The Big Lessons from 47 Tests
- Test the same thing multiple times – One reading isn’t enough. Testing pasta in different scenarios showed what really mattered.
- Your body is unique – Sweet potatoes are fine for me; white potatoes aren’t. Coffee affects me. Your results may differ.
- Context matters – Food combinations affect blood sugar spikes.
- Timing matters – Exercise affects blood sugar more immediately after eating. Carbs at night spike me less.
- Data beats advice – Don’t blindly follow articles. Trust your testing.
What I’m Testing Next
I’ve got new questions:
- Does strength training affect blood sugar differently than cardio? Planning to test: 15 minutes of weights vs. 15 minutes of walking after the same meal.
- Do certain supplements actually work? Testing berberine, cinnamon, and apple cider vinegar one at a time with controlled meals.
- Does sleep quality affect next-day blood sugar? Tracking sleep hours and quality against fasting blood sugar readings.
- Does my mom’s clove tea thing actually work? She swears it dropped her blood sugar 112 points in 3 weeks. I’m skeptical but willing to test it.
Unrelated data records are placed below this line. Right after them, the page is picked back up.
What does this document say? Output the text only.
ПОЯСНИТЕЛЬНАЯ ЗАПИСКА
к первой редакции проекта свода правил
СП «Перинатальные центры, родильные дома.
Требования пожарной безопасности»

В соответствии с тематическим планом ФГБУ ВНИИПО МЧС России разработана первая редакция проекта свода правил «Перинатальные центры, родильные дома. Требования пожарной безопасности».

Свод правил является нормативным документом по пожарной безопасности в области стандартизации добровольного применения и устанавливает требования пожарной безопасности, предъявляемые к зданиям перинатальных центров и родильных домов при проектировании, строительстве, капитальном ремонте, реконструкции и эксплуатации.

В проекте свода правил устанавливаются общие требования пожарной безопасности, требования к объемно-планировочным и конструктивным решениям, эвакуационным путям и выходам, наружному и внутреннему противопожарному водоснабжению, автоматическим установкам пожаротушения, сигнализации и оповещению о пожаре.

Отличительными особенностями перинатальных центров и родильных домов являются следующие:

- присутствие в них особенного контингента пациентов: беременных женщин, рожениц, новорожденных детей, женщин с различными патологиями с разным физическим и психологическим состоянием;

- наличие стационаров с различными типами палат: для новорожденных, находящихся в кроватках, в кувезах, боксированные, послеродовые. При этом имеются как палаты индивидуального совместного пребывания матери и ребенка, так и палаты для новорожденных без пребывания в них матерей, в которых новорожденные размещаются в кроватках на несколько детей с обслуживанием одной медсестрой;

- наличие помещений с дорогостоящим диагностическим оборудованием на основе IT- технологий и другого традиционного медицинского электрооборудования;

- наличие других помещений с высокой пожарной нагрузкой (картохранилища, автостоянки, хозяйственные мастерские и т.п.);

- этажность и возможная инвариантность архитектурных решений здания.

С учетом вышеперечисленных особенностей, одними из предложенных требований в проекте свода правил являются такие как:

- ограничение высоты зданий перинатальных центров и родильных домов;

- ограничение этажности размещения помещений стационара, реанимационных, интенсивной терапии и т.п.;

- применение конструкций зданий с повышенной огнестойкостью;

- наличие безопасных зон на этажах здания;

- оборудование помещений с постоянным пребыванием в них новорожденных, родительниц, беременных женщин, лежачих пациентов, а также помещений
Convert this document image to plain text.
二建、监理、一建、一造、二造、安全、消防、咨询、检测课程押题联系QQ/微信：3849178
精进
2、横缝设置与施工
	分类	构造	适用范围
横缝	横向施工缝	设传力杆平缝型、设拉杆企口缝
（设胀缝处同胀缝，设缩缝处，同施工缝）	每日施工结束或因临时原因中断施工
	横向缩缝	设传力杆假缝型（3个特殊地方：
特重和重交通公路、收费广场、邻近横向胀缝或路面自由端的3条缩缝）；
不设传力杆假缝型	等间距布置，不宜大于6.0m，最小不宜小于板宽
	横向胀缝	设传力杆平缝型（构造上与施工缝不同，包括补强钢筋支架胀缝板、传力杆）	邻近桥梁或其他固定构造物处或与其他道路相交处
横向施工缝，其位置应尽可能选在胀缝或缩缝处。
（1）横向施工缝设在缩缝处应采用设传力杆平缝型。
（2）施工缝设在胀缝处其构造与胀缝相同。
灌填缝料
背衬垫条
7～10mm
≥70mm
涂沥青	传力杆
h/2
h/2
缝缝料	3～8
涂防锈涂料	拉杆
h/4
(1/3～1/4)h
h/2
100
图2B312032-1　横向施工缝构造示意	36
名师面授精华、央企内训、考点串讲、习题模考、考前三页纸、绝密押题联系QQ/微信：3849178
Your Turn: Start Experimenting
You don’t need to test 47 times in a week (though you can if you want).
But here’s what I recommend:
- Week 1: Test the same breakfast 7 days. Eat the exact same breakfast. Test before and 2 hours after. See if you get consistent numbers.
- Week 2: Test individual foods. Pick a food you’re not sure about. Eat just that food. Test before and after. Learn how your body responds.
- Week 3: Test exercise timing. Eat the same meal two days. Walk after eating one day, skip the walk the other day. Compare results.
- Week 4: Test meal combinations. Eat carbs alone one day, carbs with protein another day. See which spikes you less.
The Point of All This
I know testing 47 times seems obsessive. Maybe it is.
But here’s what all that testing gave me: confidence.
I know what foods work for my body. I know when to exercise. I know which variables matter and which don’t.
And that knowledge? That came from testing, tracking, and learning from my own data.
Your data will teach you more than any article ever could.